Revising End-Of-Year Bitcoin Price Prediction
Indeed, the digital currency market has proven to be completely unpredictable. As CryptoGlobe reported recently, prominent bitcoin bull, Thomas Lee, who is the founder of Fundstrat Global Advisors, has now cut his year-end BTC price prediction to $15,000.
Lee had notably maintained his $25,000 end-of-2018 bitcoin price prediction throughout the extended bear market this year. However, Lee explained that his revised estimate for BTC price is based on the flagship cryptocurrency’s “break-even” point. He noted that Fundstrat’s research team used data from Bitmain’s S9 mining machine, which indicated that bitcoin’s break-even point is around $7,000. This is down from the previous $8,000.
Lee’s research team then used the $7,000 figure and calculated that $15,000 is bitcoin’s “fair value” – which is approximately 2.2 times its break-even price. Although Lee is an experienced financial markets analyst, his predictions regarding bitcoin’s future price have often been wrong. Moreover, many other crypto industry participants have made bad calls.
Only Invest What “You Can Afford To Lose”
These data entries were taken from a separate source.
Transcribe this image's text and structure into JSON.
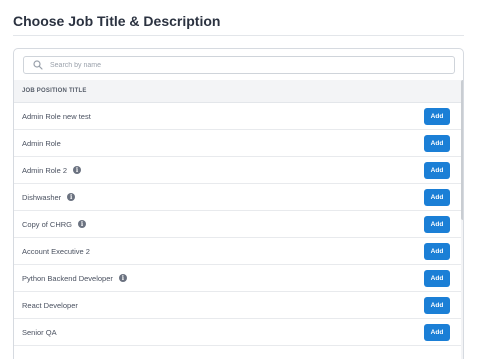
{
  "page": {
    "title": "Choose Job Title & Description"
  },
  "search": {
    "placeholder": "Search by name",
    "value": ""
  },
  "table": {
    "column_header": "JOB POSITION TITLE",
    "add_label": "Add",
    "rows": [
      {
        "title": "Admin Role new test",
        "has_info": false
      },
      {
        "title": "Admin Role",
        "has_info": false
      },
      {
        "title": "Admin Role 2",
        "has_info": true
      },
      {
        "title": "Dishwasher",
        "has_info": true
      },
      {
        "title": "Copy of CHRG",
        "has_info": true
      },
      {
        "title": "Account Executive 2",
        "has_info": false
      },
      {
        "title": "Python Backend Developer",
        "has_info": true
      },
      {
        "title": "React Developer",
        "has_info": false
      },
      {
        "title": "Senior QA",
        "has_info": false
      }
    ]
  },
  "colors": {
    "accent": "#1b7fd6",
    "header_bg": "#f3f4f6",
    "info_icon": "#6b7280"
  },
  "icons": {
    "search": "search-icon",
    "info": "info-icon"
  }
}
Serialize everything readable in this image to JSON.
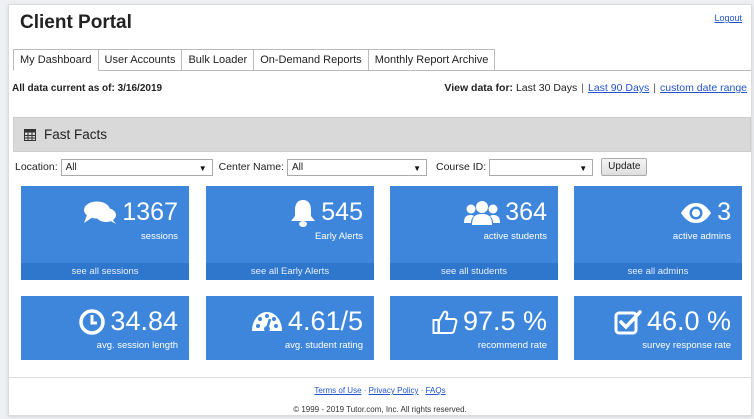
{
  "app": {
    "title": "Client Portal",
    "logout_label": "Logout"
  },
  "tabs": [
    {
      "label": "My Dashboard"
    },
    {
      "label": "User Accounts"
    },
    {
      "label": "Bulk Loader"
    },
    {
      "label": "On-Demand Reports"
    },
    {
      "label": "Monthly Report Archive"
    }
  ],
  "status": {
    "current_as_of": "All data current as of: 3/16/2019"
  },
  "date_range": {
    "label": "View data for:",
    "current": "Last 30 Days",
    "option_90": "Last 90 Days",
    "option_custom": "custom date range",
    "separator": "|"
  },
  "fast_facts": {
    "title": "Fast Facts",
    "icon": "table-grid-icon"
  },
  "filters": {
    "location_label": "Location:",
    "location_value": "All",
    "center_label": "Center Name:",
    "center_value": "All",
    "course_label": "Course ID:",
    "course_value": "",
    "update_label": "Update"
  },
  "cards": [
    {
      "icon": "comments-icon",
      "value": "1367",
      "label": "sessions",
      "link": "see all sessions"
    },
    {
      "icon": "bell-icon",
      "value": "545",
      "label": "Early Alerts",
      "link": "see all Early Alerts"
    },
    {
      "icon": "users-icon",
      "value": "364",
      "label": "active students",
      "link": "see all students"
    },
    {
      "icon": "eye-icon",
      "value": "3",
      "label": "active admins",
      "link": "see all admins"
    },
    {
      "icon": "clock-icon",
      "value": "34.84",
      "label": "avg. session length"
    },
    {
      "icon": "dashboard-gauge-icon",
      "value": "4.61/5",
      "label": "avg. student rating"
    },
    {
      "icon": "thumbs-up-icon",
      "value": "97.5 %",
      "label": "recommend rate"
    },
    {
      "icon": "check-square-icon",
      "value": "46.0 %",
      "label": "survey response rate"
    }
  ],
  "footer": {
    "terms": "Terms of Use",
    "privacy": "Privacy Policy",
    "faqs": "FAQs",
    "dot": "·",
    "copyright": "© 1999 - 2019 Tutor.com, Inc. All rights reserved."
  },
  "colors": {
    "card_bg": "#3d86dc",
    "card_footer": "#2f76cd",
    "link": "#2255cc"
  }
}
As covered, Meltem Demirors, the chief strategy officer at CoinShares, a crypto treasury management firm, had recommended that people should continue to invest in bitcoin and other major cryptocurrencies – when cryptoasset prices were at their all-time highs (in December of 2017).
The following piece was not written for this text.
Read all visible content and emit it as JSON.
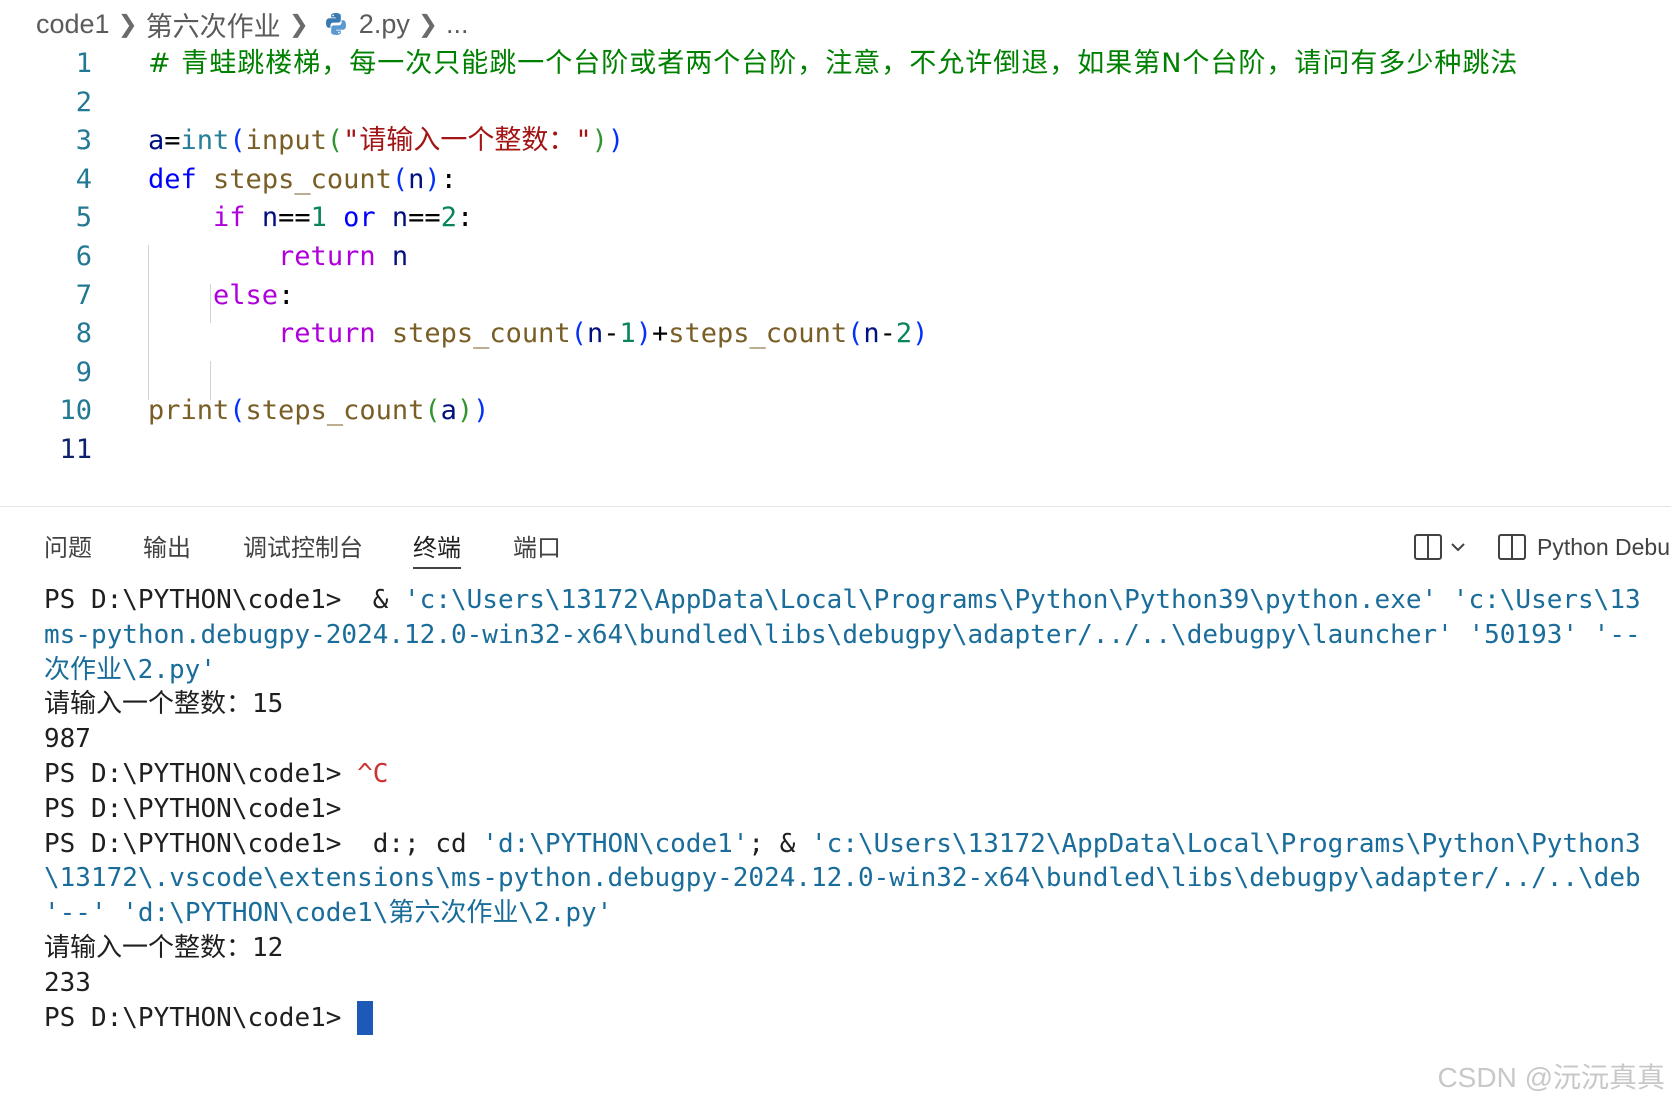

Demirors has now been accused of ignoring the advice of legendary Yale economist and Nobel Laureate, Robert Schiller, who had warned at that time that the crypto market was in a huge bubble that was ready to burst.
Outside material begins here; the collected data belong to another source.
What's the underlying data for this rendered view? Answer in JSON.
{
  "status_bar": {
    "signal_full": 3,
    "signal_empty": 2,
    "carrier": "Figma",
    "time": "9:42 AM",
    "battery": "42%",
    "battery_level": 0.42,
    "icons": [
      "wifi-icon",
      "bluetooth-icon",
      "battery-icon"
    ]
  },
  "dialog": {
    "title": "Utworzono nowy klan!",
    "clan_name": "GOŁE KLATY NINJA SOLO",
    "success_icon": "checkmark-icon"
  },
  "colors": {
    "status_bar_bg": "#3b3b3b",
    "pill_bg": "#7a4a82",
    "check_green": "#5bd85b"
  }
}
As CryptoGlobe reported, Kendrick Nguyen, the founder of crowdfunding platform, Republic, has recommended investing only small amounts, or only as much as people “can afford to lose.” Moreover, early bitcoin adopter, Charlie Shrem, has suggested the same as he said crypto-related technology is in its early stages of development and the focus at this point should be on learning and experimenting with digital currencies, not so much on how to profit from investing in them.